Sehr selten sind die Fälle, in denen Regisseurinnen oder Regisseure mit einer solchen Urgewalt plötzlich wie aus dem Nichts auftauchen und ein solches Film-Highlight auf die Leinwand zaubern, dass es schon in Cannes kaum noch ein anderes Gesprächsthema gab.
Wer hatte bis dahin schon von Coralie Fargeat gehört? Der Wikipedia-Eintrag der End-Vierziegerin verzeichnet einige Kurzfilme, eine TV-Serie und den Exploitation-Film „Revenge“ (2017). Mit „The Substance“ gelang ihr der späte Durchbruch, in Cannes gewann sie die Silberne Palme für das beste Drehbuch. Zurecht, denn die 141 Kino-Minuten sind ein bitterböser, bildgewaltiger Trip, der seinesgleichen sucht.
„The Substance“ ist aber nicht nur der fulminante Auftritt eines neuen Regie-Stars, sondern das beeindruckende Comeback eines schon fast vergessenen Hollywood-Stars. Demi Moore hatte in den 1990ern ihre große Zeit, war ein Sex-Symbol und bekam die großen Hauptrollen, bis es immer stiller um sie wurde und ihr Name nur noch im Zusammenhang von Skandälchen und der Beziehungskrise mit ihrem ToyBoy Ashton Kutcher fiel. Die 61jährige spielt Elizabeth Sparkle, deren Stern auf dem Walk of Fame in Hollywood auch langsam bröckelt. Ihre Aerobic-Show für Hausfrauen im Frühstücks-TV kommt bei der Zielgruppe gut an, aber der bis über die Klischeegrenzen hinaus schmierige Produzent (Dennis Quaid) und seine grauen Aktionäre gieren nach Frischfleisch. Das sieht nun mal einfach besser aus, wenn die Kamera gierig in Großaufnahme an Oberschenkel und Schritt entlangfährt.
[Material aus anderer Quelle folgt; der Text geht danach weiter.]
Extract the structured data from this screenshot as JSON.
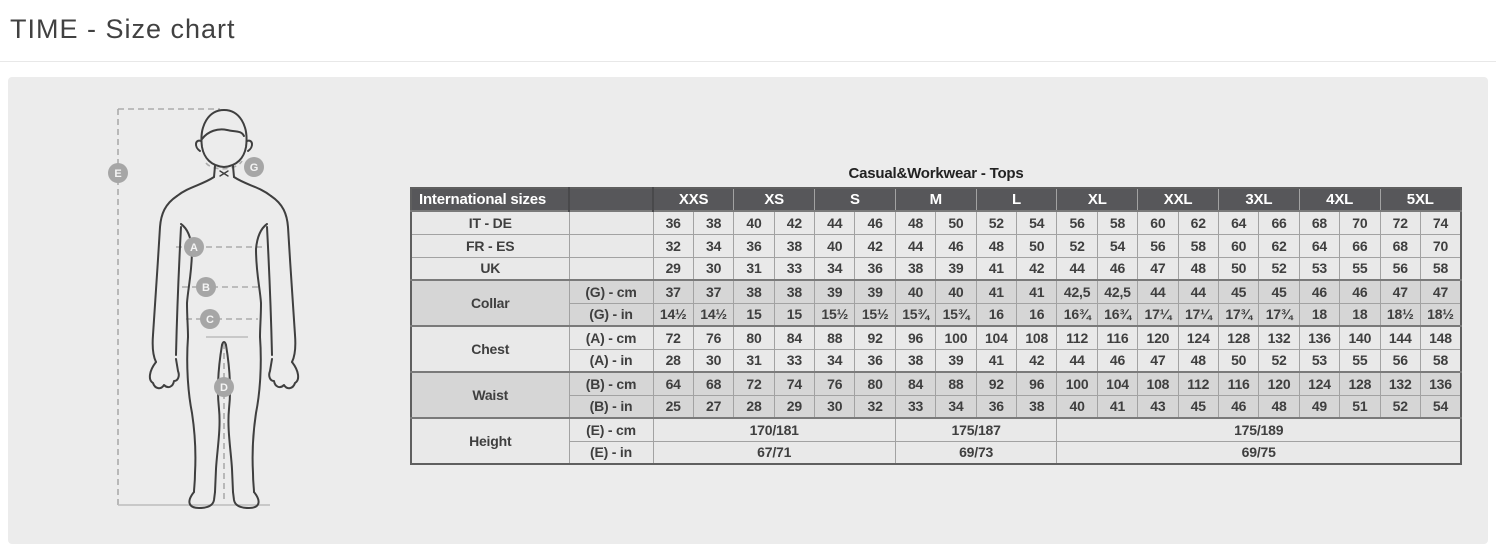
{
  "page": {
    "title": "TIME - Size chart"
  },
  "colors": {
    "panel_bg": "#ececec",
    "header_bg": "#57575a",
    "row_light": "#e9e9e9",
    "row_dark": "#d6d6d6",
    "figure_label_bg": "#a6a6a6"
  },
  "figure": {
    "labels": {
      "height": "E",
      "collar": "G",
      "chest": "A",
      "waist": "B",
      "hip": "C",
      "inseam": "D"
    }
  },
  "chart": {
    "caption": "Casual&Workwear - Tops",
    "header": {
      "col1": "International sizes",
      "sizes": [
        "XXS",
        "XS",
        "S",
        "M",
        "L",
        "XL",
        "XXL",
        "3XL",
        "4XL",
        "5XL"
      ]
    },
    "simple_rows": [
      {
        "label": "IT - DE",
        "values": [
          "36",
          "38",
          "40",
          "42",
          "44",
          "46",
          "48",
          "50",
          "52",
          "54",
          "56",
          "58",
          "60",
          "62",
          "64",
          "66",
          "68",
          "70",
          "72",
          "74"
        ]
      },
      {
        "label": "FR - ES",
        "values": [
          "32",
          "34",
          "36",
          "38",
          "40",
          "42",
          "44",
          "46",
          "48",
          "50",
          "52",
          "54",
          "56",
          "58",
          "60",
          "62",
          "64",
          "66",
          "68",
          "70"
        ]
      },
      {
        "label": "UK",
        "values": [
          "29",
          "30",
          "31",
          "33",
          "34",
          "36",
          "38",
          "39",
          "41",
          "42",
          "44",
          "46",
          "47",
          "48",
          "50",
          "52",
          "53",
          "55",
          "56",
          "58"
        ]
      }
    ],
    "groups": [
      {
        "label": "Collar",
        "shade": "dark",
        "rows": [
          {
            "unit": "(G) - cm",
            "values": [
              "37",
              "37",
              "38",
              "38",
              "39",
              "39",
              "40",
              "40",
              "41",
              "41",
              "42,5",
              "42,5",
              "44",
              "44",
              "45",
              "45",
              "46",
              "46",
              "47",
              "47"
            ]
          },
          {
            "unit": "(G)  - in",
            "values": [
              "14½",
              "14½",
              "15",
              "15",
              "15½",
              "15½",
              "15¾",
              "15¾",
              "16",
              "16",
              "16¾",
              "16¾",
              "17¼",
              "17¼",
              "17¾",
              "17¾",
              "18",
              "18",
              "18½",
              "18½"
            ]
          }
        ]
      },
      {
        "label": "Chest",
        "shade": "light",
        "rows": [
          {
            "unit": "(A) - cm",
            "values": [
              "72",
              "76",
              "80",
              "84",
              "88",
              "92",
              "96",
              "100",
              "104",
              "108",
              "112",
              "116",
              "120",
              "124",
              "128",
              "132",
              "136",
              "140",
              "144",
              "148"
            ]
          },
          {
            "unit": "(A) - in",
            "values": [
              "28",
              "30",
              "31",
              "33",
              "34",
              "36",
              "38",
              "39",
              "41",
              "42",
              "44",
              "46",
              "47",
              "48",
              "50",
              "52",
              "53",
              "55",
              "56",
              "58"
            ]
          }
        ]
      },
      {
        "label": "Waist",
        "shade": "dark",
        "rows": [
          {
            "unit": "(B) - cm",
            "values": [
              "64",
              "68",
              "72",
              "74",
              "76",
              "80",
              "84",
              "88",
              "92",
              "96",
              "100",
              "104",
              "108",
              "112",
              "116",
              "120",
              "124",
              "128",
              "132",
              "136"
            ]
          },
          {
            "unit": "(B) - in",
            "values": [
              "25",
              "27",
              "28",
              "29",
              "30",
              "32",
              "33",
              "34",
              "36",
              "38",
              "40",
              "41",
              "43",
              "45",
              "46",
              "48",
              "49",
              "51",
              "52",
              "54"
            ]
          }
        ]
      },
      {
        "label": "Height",
        "shade": "light",
        "rows": [
          {
            "unit": "(E) - cm",
            "spans": [
              {
                "span": 6,
                "value": "170/181"
              },
              {
                "span": 4,
                "value": "175/187"
              },
              {
                "span": 10,
                "value": "175/189"
              }
            ]
          },
          {
            "unit": "(E) - in",
            "spans": [
              {
                "span": 6,
                "value": "67/71"
              },
              {
                "span": 4,
                "value": "69/73"
              },
              {
                "span": 10,
                "value": "69/75"
              }
            ]
          }
        ]
      }
    ]
  }
}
Es kommt, wie es in der Unterhaltungsbranche kommen muss: die Frau jenseits der 50 wird aussortiert. Ein extrem blauäugiger Assistenzarzt steckt ihr nach einem Unfall einen Zettel mit einem Tipp zu: eine geheimnisvolle Substanz, die man bestellen und in einem Schließfach abholen kann, sorgt dafür, dass aus dem Rückenmark wie bei einer Alien-Geburt ein jüngeres Ich hervorquillt: sexy, erfolgreich, begehrenswert ist diese Sue (Margaret Qualley). Sie verkörpert alles, was Elizabeth mal war und krampfhaft zurückerobern wollte.
Sieben Tage lang darf die junge Schöne die Welt erobern, dann hat die Ur-Matrix ihr ebenso langes Comeback. Das Alter ego wird mit Hilfe einer Nährlösung solange im Wachkoma gehalten, nach exakt einer Woche ist der Tausch fällig. Diese Balance wird von Sue nicht eingehalten, sie überzieht und betreibt Raubbau an ihrem älteren Ich, bis Demi Moore mit extremem Mut zur Hässlichkeit immer schneller welkt und fast schon komplett entstellt ist.
Immer wenn man glaubt, dass Forgeat nun keine Schippe mehr drauflegen kann, tut sie genau das: die Großeinstellungen im Kampf der beiden Frauen werden immer brutaler und blutiger, bis die große Silvester-Show in ein monströses Splatter-Finale mündet.
„The Substance“ ist herausragendes Genre-Kino über Sexismus, Selbsthass, Selbstverletzung und die vergebliche Jagd nach der ewigen Jugend.
Am 19. September 2024 startete der Film in den deutschen Kinos.